Wien. Die Visitenkarte von Doris Hummelbrunner (37) birgt Überraschungen: „Geldlehrerin“ steht da unter ihrem Namen geschrieben. Eine Funktion, die kaum jemandem geläufig sein wird. Kein Wunder. Denn Hummelbrunner ist Österreichs erste Geldlehrerin.

Die Vermögensberaterin hat die Ausbildung zur Geldlehrerin kürzlich in Deutschland abgeschlossen. Dort wurde diese auch entwickelt – und zwar von Grischa Schulz. Der Finanzdienstleister und Vater von fünf Töchtern war verärgert. Seine älteste Tochter sollte ein Konto bei der Bank eröffnen. Zurück kam sie nicht nur mit einem Konto, sondern auch mit einem 50.000-Euro-Bausparer. Sie unterschrieb, wusste aber nicht genau, was.

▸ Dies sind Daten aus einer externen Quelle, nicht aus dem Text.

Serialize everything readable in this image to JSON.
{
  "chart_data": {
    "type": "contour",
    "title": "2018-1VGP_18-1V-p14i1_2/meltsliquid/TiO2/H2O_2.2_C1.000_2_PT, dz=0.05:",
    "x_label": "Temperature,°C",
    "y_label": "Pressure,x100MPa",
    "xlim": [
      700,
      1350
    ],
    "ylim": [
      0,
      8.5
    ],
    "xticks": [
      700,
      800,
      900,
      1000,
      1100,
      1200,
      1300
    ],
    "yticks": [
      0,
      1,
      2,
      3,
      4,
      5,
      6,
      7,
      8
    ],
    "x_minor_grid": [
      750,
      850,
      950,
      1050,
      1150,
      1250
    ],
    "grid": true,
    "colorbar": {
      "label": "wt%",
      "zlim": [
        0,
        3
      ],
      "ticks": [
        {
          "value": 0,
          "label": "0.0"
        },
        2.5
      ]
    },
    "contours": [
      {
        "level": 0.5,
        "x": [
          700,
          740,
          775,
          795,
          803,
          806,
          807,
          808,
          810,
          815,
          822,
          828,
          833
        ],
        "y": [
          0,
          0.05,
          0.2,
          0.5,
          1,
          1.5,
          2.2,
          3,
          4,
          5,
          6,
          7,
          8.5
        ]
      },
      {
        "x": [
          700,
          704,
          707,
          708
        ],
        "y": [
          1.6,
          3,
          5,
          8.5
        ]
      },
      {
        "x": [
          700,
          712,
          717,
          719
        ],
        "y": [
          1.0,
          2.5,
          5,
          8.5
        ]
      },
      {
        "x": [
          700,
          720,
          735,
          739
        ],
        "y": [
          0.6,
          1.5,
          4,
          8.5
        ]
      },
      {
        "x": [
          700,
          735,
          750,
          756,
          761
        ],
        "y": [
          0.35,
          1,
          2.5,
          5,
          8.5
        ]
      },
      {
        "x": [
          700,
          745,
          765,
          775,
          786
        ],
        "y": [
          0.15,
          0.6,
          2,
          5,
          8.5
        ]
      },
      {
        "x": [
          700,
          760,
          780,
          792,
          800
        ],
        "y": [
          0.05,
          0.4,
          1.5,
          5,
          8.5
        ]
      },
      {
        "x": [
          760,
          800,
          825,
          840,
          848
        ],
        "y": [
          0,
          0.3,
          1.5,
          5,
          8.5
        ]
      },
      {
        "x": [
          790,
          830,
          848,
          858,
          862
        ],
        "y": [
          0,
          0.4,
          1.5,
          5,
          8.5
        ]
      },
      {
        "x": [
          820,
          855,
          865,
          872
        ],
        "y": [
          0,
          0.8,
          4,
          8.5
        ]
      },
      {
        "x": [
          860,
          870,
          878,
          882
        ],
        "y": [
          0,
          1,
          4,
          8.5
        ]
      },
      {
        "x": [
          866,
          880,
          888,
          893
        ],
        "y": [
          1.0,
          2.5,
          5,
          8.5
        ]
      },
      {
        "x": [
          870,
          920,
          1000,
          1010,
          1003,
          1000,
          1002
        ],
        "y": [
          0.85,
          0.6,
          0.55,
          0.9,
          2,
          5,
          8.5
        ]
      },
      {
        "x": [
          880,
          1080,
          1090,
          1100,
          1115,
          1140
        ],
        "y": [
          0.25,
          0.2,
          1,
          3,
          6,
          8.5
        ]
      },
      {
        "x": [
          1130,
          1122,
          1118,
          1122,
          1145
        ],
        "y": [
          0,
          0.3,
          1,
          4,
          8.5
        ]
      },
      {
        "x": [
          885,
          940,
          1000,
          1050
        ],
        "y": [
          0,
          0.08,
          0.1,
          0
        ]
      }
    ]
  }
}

Seither versucht Schulz jungen Menschen finanzielles Wissen zu vermitteln, damit sie Geldentscheidungen im Alltag verstehen. Er hat ein Buch geschrieben, eine Ausbildung entwickelt und einen Lehrplan konzipiert. Mittlerweile gibt es 103 Geldlehrer (meist Personen aus der Finanzbranche). Sie haben in Deutschland bereits 4270 Schüler unterrichtet.

In Österreichs Klassenzimmer haben es die Geldlehrer noch nicht geschafft. Hummelbrunner will das ändern und sucht derzeit Schulen, an denen sie unterrichten darf. Notwendigkeit für den Geldunterricht sieht sie auf alle Fälle: „Als Finanzberaterin weiß ich, dass viele Menschen ihre finanziellen Entscheidungen aus einer gewissen Unwissenheit heraus treffen oder sich komplett auf ihren Berater verlassen.“ Als Konkurrenz für den herkömmlichen Unterricht möchte Hummelbrunner das Angebot nicht verstanden wissen. „Die Pädagogen sollen sich nicht auf den Schlips getreten fühlen. Das heißt nicht, dass sie das nicht können. Die Dinge, die wir vermitteln, stehen meist gar nicht im Lehrplan.“

Apropos Lehrplan: Immer wieder wird – vor allem mit Hinblick auf die Alltagstauglichkeit des Wissens – gefordert, diesen zu überarbeiten. Zuletzt löste zu Jahresbeginn eine deutsche Schülerin mit ihrem Twitter-Eintrag („Ich bin fast 18 und hab' keine Ahnung von Steuern, Miete oder Versicherungen. Aber ich kann 'ne Gedichtanalyse schreiben. In vier Sprachen.“) eine Debatte aus, die sogar nach Österreich überschwappte.

Keine Bezahlung für Geldlehrer

Was also wird von den Geldlehrern vermittelt? Die Jugendlichen lernen über die Geschichte des Geldes, Zins, Zinseszins, Kredit, Darlehen, Inflation und die Möglichkeiten der Altersvorsorge – aber wenig Theoretisches, sondern vor allem Praktisches. Eine der Aufgaben, die die Jugendlichen zu berechnen lernen, sieht so aus: „Sie möchten in 25 Jahren ein Vermögen von 200.000 Euro ansparen. Hierzu wählen Sie einen Investmentfonds als Produkt, der voraussichtlich einen effektiven Zins von sieben Prozent jährlich erzielt. Wie viel müssen sie monatlich sparen?“ Dabei hilft ein eigens programmierter Taschenrechner, den sie kostenlos erhalten.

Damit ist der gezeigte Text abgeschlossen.